The shop has only been open since the summer, but it’s drawing big crowds that rave about the ice cream.

On the Havens family farm, about 20 minutes outside Lucedale, you will find 30 cows that produce 98 gallons of milk a day. They are the source of the ice cream and other dairy products that Havens makes. And it’s the first step of the production process that sets Havens apart from 99 percent of other ice cream makers around the country.

“We use low-temperature pasteurization,” said Kristen Havens, founder of Havens Down Home Creamery. “The milk is heated to 145 degrees and cooled 30 minutes,” she said explaining that the milk is heated less and cooled off more slowly than during standing pasteurization or homogenization. 

Kristen first tried that process 12 years ago, with the one dairy cow she had at the time after her then 5-year-old daughter was diagnosed as lactose intolerant.

“I had an older lady tell me, ‘Honey. It’s not the milk, it’s what they’re doing to it.’ And I thought, ‘hmm,” she said.

Kristen found her daughter could drink the low-temp pasteurized milk and went into business producing it.

“We found out a lot of people were lactose (intolerant), but they could digest our milk.”

And after a couple of years of selling milk, Havens expanded into ice cream.

 She now has a couple dozen workers who make 92 different flavors.

Initially, she sold the ice cream directly at the farm. She then opened the store in town where you can get the ice cream dipped or take it to go, along with some milk if you want.

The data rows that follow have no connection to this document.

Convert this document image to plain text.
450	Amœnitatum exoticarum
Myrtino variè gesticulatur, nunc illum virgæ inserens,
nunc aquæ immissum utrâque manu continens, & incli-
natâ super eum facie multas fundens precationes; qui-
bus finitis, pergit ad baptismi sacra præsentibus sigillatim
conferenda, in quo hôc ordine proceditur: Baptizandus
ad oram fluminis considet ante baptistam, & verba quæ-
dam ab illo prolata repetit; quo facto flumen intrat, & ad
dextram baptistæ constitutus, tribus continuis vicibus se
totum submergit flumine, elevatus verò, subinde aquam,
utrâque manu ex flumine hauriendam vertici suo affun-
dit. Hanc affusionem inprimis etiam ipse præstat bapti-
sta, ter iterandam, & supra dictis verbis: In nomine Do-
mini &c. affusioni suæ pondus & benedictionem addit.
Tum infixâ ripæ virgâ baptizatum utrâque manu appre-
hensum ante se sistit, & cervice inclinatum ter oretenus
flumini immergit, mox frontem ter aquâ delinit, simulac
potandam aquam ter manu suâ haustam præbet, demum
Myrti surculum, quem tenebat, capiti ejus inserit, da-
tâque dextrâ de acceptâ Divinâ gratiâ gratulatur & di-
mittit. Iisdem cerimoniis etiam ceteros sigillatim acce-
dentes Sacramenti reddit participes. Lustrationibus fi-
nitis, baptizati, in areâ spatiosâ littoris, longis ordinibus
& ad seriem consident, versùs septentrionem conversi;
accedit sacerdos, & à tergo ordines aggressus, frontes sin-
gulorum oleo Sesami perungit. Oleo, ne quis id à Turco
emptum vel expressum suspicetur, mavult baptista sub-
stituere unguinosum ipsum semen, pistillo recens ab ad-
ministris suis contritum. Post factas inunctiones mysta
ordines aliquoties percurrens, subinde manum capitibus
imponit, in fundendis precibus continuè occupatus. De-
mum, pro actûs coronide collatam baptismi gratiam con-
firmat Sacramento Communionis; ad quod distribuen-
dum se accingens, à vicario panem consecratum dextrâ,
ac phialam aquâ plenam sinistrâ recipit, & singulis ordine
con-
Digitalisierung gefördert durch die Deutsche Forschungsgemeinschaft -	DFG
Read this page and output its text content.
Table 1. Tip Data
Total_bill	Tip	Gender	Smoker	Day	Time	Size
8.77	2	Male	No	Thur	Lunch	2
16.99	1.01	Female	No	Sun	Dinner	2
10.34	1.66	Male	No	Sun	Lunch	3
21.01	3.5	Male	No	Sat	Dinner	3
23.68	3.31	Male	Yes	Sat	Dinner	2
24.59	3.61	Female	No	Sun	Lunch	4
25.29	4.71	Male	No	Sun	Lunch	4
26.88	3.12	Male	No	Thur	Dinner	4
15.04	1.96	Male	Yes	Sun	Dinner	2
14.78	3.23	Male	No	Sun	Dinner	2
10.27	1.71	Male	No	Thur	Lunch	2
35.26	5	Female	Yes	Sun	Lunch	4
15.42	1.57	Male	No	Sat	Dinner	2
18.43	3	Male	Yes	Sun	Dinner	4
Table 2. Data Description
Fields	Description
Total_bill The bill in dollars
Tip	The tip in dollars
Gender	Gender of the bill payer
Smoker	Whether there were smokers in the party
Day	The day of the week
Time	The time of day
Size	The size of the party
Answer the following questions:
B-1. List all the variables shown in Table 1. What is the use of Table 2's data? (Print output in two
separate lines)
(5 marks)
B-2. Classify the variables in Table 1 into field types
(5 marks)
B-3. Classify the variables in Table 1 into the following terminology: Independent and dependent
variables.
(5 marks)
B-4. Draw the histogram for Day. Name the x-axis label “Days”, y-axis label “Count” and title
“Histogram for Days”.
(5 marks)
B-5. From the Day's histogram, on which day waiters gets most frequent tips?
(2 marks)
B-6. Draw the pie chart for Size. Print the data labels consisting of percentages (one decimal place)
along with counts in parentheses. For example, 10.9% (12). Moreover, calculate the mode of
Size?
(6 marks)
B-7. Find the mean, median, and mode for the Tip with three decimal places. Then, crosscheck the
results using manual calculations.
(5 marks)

The ice cream is just awesome and we also keep the milk, the chocolate and white milk,” said Victoria Varner, who describes herself as a loyal Havens customer. “We have three kids and a big family so we’re buying gallons of milk twice a week.”

Kristen said it’s the low-temp pasteurization process, born of necessity, that makes all the difference.

“Whenever you don’t really change the nutrition and leave it at its original state, it’s better,” she said. “It’s just the creamiest.”